Andre Dubus III is the author of several books, including the New York Times’ bestsellers House of Sand and Fog, The Garden of Last Days and his memoir, Townie. His most recent book, Gone So Long, was published this month. Mr. Dubus has been a finalist for the National Book Award and has been awarded a Guggenheim Fellowship and the National Magazine Award for Fiction. He is also a 2012 recipient of an American Academy of Arts and Letters Award in Literature. He teaches full-time at the University of Massachusetts Lowell and lives in Massachusetts with his wife, Fontaine, and their three children.

The following interview was done via email, with technical help from Joshua Bodwell, and has been lightly edited for content. Mr. Dubus was interviewed in response to the re-launch of his father's fiction in a three-volume set of “Collected Short Stories and Novellas” by David R. Godine. Edited by Joshua Bodwell, the new volumes include introductions by Ann Beattie, Richard Russo and Tobias Wolff.

 

Franklin Freeman: The first book by your father I read was Voices From the Moon, and I remember thinking, “Who is this guy?” Particularly because he wrote about spiritual themes as if they were a natural part of life—I’m thinking of the boy in that book who wants to be a priest. Do you remember anything about the writing of that novella, and did your father ever have problems being published because he wrote about people that had spiritual, particularly Catholic, lives?

Andre Dubus III is the author of House of Sand and Fog and a memoir, Townie. A complete collection of his father’s short stories has just been published.

Andre Dubus III: I don’t remember much about the actual writing of Voices From the Moon because my father rarely talked about anything he was working on while he was working on it. Instead, he seemed to prefer to keep that daily creative act private, as private as his own Christian faith, though I do have a vivid memory of him showing me the cover of the new book the day he received it in the mail from his publisher, Godine.

This would have been some time in the early ’80s when I was in my 20s and my dad was in his 40s. It was a sunny spring afternoon on the campus of Bradford College, the small liberal arts college where he taught for 20 years. [Editor's note: Bradford College closed in 2000.] For some reason, I was on campus that day, maybe to meet him for a beer.

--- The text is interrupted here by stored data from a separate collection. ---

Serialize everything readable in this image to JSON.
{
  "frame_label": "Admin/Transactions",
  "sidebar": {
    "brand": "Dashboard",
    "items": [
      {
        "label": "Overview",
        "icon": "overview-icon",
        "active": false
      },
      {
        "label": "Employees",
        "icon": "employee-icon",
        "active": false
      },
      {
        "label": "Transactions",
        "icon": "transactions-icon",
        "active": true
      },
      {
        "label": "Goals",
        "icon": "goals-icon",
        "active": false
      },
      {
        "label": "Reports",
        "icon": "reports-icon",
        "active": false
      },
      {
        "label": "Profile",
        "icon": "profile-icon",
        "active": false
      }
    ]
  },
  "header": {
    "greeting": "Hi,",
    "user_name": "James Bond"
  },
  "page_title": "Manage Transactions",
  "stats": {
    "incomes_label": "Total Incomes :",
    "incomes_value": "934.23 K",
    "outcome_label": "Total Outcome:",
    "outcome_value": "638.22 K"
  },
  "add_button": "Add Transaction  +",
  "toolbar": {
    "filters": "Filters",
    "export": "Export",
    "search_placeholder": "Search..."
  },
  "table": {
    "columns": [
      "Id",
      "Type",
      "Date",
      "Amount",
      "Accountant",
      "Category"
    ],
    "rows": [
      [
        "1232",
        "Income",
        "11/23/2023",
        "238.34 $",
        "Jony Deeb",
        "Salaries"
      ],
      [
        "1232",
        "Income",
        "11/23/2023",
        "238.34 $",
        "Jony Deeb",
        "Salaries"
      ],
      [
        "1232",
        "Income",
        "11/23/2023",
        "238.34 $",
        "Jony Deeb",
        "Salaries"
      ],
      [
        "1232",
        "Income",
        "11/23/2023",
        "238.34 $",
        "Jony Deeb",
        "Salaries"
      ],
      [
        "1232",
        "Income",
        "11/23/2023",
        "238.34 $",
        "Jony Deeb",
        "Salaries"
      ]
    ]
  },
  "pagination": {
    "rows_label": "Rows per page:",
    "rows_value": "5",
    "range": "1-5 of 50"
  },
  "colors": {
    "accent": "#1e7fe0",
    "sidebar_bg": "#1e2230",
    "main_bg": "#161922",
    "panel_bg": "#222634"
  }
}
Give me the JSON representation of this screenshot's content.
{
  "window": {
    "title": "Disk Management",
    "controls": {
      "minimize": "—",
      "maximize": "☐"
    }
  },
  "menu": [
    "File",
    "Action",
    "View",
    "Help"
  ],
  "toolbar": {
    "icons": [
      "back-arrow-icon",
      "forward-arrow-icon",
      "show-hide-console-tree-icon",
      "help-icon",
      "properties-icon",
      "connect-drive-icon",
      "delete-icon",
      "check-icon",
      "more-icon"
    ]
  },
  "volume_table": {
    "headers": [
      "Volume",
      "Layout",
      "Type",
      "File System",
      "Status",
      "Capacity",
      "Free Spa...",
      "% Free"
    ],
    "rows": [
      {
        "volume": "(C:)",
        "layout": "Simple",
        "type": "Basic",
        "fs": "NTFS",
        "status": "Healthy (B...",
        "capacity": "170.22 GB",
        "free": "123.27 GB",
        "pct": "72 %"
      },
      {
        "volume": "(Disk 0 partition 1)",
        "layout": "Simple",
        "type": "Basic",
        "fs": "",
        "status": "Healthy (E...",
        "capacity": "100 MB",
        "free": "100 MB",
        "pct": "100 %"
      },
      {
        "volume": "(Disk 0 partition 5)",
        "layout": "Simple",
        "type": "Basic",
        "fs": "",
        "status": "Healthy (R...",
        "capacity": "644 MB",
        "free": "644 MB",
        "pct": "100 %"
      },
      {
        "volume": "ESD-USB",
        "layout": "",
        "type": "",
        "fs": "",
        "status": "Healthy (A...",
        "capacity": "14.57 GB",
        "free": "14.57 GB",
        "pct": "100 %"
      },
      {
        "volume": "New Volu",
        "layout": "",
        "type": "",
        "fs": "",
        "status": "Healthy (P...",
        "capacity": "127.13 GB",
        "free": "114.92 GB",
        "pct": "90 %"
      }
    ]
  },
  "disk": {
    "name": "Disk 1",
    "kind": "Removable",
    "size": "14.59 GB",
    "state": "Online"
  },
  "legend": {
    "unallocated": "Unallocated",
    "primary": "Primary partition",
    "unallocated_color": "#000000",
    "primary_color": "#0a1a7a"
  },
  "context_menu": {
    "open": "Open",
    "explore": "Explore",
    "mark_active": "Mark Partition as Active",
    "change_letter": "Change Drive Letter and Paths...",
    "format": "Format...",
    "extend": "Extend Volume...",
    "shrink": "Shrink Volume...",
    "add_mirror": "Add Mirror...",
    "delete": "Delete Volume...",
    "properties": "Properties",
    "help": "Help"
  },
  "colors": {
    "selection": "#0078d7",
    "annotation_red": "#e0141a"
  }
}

We were both standing outside the bookstore with its manager, the poet Mike Hutcheson, and my father was in his trademark jeans and leather vest, and he wore brown leather boots he would buy from a man in Montreal. His beard was trimmed neatly as always, his thinning hair combed back, and he was holding out to me and Mike the new book cover. It was a lovely image of apples spilled out of a brown paper bag lying on its side, the background an earthy brown. Beneath the title, Voices From The Moon, were the words “a novel.” I was surprised because my father only wrote short fiction. I asked him about this, and he said, “It’s a novella, son, but publishers have to sell books.”

If my father had a hard time getting his work published due to its largely Christian lens, I don’t know about it.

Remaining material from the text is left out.